Мама Ллойда и другие женщины-парламентарии собрались в своей собственной комнате в Вестминстерском дворце и договорились настаивать на голосовании. Мужчины не могли их остановить и вместо этого присоединились к ним. Когда в среду это было объявлено, дебаты превратились в голосование по кандидатуре Чемберлена. Премьер-министр принял вызов и – что Ллойду представлялось слабостью – обратился к своим друзьям с просьбой поддержать его.
Сегодня нападки продолжились. Ллойду они доставляли большое удовольствие. Он ненавидел Чемберлена за его политику в Испании. Два года, с 1937-го по 1939-й, Чемберлен продолжал настаивать на «невмешательстве» Британии и Франции, в то время как Германия и Италия в огромных количествах слали в армию мятежников, и людей, и оружие, а американские ультраконсерваторы продавали Франко бензин и грузовики. И если кто из английских политиков и был виновен в массовых убийствах, которые теперь устраивал Франко, так это Невилл Чемберлен.
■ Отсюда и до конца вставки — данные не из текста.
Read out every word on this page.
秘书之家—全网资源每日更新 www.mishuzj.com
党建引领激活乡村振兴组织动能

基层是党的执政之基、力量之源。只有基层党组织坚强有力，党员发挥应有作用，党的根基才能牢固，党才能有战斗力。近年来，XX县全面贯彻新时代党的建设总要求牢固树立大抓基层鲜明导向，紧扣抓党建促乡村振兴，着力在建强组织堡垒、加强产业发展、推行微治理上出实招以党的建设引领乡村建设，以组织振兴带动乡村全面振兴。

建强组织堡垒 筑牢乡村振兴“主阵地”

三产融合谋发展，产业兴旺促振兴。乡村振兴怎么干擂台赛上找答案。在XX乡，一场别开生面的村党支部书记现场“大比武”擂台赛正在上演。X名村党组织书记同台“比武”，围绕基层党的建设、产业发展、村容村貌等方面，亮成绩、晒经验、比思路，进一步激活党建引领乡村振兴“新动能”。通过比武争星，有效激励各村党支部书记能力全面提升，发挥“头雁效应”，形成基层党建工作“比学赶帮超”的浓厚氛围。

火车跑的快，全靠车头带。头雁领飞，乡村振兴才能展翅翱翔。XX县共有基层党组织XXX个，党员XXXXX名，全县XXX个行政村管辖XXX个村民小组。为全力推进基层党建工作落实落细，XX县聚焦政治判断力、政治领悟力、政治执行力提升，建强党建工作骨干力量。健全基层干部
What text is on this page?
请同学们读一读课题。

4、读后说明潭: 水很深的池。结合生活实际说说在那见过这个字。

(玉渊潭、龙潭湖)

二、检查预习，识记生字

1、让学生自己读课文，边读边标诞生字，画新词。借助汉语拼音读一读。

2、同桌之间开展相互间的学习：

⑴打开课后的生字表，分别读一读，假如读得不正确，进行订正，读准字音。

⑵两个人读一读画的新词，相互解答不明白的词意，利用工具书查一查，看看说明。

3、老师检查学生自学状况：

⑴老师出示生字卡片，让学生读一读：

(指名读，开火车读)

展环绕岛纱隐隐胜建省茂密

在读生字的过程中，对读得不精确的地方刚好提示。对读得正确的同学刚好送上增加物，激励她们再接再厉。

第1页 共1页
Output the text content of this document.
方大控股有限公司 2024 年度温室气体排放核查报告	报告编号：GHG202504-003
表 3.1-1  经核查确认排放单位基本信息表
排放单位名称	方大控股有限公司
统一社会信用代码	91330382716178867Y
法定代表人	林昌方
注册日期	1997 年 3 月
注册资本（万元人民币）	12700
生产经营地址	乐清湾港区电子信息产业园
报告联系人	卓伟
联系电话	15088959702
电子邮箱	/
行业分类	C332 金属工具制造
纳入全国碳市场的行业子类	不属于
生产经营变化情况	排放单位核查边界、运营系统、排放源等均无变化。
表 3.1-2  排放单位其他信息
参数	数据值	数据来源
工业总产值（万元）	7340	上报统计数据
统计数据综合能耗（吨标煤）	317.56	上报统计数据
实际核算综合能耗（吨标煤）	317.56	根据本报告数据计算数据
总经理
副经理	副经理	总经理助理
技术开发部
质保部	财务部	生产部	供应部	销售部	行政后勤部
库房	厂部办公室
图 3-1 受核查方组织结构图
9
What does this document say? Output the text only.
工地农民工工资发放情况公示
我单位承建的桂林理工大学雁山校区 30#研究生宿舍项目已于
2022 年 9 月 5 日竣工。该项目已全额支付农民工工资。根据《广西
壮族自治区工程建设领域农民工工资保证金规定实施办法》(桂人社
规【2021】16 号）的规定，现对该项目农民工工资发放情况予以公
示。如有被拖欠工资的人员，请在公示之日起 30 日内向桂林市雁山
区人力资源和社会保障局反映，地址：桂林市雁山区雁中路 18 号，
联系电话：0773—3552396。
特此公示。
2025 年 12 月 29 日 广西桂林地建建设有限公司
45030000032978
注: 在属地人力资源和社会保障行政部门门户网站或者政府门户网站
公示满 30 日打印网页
– Но на самом деле, – сказал Ллойду Берни во время паузы, – за поражение в Норвегии следует винить не Чемберлена. Первый лорд Адмиралтейства – Уинстон Черчилль, и твоя мать утверждает, что именно он ускорил высадку. После всего, что сделал Чемберлен – в Испании, Австрии, Чехословакии, – будет смешно, если его лишат власти из-за того, в чем на самом деле не его вина.
– Во всем вина прежде всего – премьер-министра, – сказал Ллойд. – Это и означает быть главным.
Берни невесело усмехнулся, и Ллойд понял, что он думает: для молодых людей все так просто. Но, к его чести, он этого не сказал.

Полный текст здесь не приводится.